Alternative paths to telomere elongation

Overcoming cellular senescence that is induced by telomere shortening is critical in tumorigenesis. A majority of cancers achieve telomere maintenance through telomerase expression. However, a subset of cancers takes an alternate route for elongating telomeres: recombination-based alternative lengthening of telomeres (ALT). Current evidence suggests that break-induced replication (BIR), independent of RAD51, underlies ALT telomere synthesis. However, RAD51-dependent homologous recombination is required for homology search and interchromosomal telomere recombination in human ALT cancer cell maintenance. Accumulating evidence suggests that the breakdown of stalled replication forks, the replication stress, induces BIR at telomeres. Nevertheless, ALT research is still in its early stage and a comprehensive view is still unclear.

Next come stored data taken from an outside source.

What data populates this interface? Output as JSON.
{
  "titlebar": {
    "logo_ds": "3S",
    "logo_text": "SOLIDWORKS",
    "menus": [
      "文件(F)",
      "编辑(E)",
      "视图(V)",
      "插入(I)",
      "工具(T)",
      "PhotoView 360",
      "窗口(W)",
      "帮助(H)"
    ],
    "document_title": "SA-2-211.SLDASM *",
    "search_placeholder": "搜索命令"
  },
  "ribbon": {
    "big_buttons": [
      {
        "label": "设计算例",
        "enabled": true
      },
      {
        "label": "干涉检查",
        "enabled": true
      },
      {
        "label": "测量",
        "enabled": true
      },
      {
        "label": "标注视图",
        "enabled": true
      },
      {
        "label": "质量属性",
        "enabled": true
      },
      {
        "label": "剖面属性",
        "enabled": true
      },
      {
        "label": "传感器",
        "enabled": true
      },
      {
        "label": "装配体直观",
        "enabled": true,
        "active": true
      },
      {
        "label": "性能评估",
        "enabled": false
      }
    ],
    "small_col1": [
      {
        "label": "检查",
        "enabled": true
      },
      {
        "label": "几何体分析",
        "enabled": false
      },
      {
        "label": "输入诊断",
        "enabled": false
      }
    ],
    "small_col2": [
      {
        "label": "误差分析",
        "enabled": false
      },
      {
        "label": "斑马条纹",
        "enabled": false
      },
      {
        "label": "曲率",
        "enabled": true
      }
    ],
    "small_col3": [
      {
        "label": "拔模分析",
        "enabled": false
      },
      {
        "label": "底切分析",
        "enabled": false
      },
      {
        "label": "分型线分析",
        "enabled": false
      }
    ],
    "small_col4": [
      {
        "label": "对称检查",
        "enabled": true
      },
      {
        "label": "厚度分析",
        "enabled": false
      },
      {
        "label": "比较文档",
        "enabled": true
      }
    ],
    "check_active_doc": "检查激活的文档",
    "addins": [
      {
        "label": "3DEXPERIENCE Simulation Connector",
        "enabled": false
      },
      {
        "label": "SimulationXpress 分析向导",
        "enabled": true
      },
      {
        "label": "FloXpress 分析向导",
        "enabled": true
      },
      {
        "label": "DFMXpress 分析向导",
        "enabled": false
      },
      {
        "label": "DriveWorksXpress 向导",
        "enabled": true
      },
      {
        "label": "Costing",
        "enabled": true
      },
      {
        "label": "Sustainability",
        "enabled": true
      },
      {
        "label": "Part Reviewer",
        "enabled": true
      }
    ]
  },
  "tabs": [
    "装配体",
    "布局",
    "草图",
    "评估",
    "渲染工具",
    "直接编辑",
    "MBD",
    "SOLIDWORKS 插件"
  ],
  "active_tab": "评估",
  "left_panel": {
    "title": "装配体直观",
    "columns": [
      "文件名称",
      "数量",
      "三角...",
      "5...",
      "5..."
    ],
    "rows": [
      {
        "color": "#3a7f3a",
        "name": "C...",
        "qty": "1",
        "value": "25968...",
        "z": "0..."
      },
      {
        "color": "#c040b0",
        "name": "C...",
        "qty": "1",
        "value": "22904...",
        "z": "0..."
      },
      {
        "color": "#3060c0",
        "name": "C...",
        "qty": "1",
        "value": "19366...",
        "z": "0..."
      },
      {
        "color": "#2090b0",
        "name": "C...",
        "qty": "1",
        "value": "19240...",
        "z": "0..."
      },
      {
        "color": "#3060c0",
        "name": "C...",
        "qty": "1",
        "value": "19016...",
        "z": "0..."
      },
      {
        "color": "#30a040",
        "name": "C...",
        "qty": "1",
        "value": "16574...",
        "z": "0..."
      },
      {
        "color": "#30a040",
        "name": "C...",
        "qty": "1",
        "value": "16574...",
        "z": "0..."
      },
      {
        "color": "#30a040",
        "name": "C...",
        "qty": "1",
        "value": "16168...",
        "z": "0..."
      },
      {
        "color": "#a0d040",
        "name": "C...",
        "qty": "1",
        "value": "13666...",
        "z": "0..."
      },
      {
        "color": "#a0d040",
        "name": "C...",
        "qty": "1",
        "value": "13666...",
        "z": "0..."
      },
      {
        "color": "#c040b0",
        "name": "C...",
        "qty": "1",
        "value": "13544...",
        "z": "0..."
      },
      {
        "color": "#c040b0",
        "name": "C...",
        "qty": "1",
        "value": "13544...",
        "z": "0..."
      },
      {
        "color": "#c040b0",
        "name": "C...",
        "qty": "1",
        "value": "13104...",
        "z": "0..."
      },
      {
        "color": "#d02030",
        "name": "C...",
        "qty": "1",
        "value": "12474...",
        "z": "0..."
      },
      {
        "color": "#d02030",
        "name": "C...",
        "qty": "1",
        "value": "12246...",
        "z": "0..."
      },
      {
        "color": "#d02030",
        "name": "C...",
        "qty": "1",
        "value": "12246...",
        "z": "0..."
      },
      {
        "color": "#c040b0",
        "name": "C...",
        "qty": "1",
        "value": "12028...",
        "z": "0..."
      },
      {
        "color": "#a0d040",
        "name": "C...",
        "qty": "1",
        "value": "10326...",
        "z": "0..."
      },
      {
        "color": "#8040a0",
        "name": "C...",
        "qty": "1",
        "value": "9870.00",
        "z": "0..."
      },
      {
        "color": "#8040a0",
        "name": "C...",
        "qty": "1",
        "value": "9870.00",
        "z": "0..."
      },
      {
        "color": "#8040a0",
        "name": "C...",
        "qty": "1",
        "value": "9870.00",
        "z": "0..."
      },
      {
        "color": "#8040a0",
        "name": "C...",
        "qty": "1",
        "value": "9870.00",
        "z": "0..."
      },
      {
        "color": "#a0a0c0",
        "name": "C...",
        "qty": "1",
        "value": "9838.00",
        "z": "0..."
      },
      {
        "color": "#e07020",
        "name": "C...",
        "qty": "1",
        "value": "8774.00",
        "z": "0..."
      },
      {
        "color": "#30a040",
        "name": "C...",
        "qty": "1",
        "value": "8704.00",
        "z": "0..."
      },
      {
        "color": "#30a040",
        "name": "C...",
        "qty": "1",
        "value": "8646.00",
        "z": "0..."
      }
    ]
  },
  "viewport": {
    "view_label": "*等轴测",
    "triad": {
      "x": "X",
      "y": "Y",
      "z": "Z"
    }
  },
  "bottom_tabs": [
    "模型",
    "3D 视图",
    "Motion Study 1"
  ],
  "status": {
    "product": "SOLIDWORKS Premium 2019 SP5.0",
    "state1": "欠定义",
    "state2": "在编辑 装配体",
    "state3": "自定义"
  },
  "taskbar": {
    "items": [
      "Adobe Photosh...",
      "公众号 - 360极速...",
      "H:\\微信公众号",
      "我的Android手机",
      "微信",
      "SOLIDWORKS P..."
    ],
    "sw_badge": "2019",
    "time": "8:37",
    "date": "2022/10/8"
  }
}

Here, we review the current findings regarding the genesis of ALT, how this recombinant pathway is chosen, the epigenetic regulation of telomeres in ALT, and perspectives for clinical applications with the hope that this overview will generate new questions.

Automated summary

Overcoming cellular senescence induced by telomere shortening is crucial in tumorigenesis, with most cancers maintaining telomeres through telomerase expression, while a subset use ALT for telomere elongation. The BIR mechanism, independent of RAD51, underlies ALT telomere synthesis, while homologous recombination dependent on RAD51 is necessary for ALT cancer cell maintenance. Despite evidence suggesting replication stress induces BIR at telomeres, ALT research is still in its early stages with much still unknown.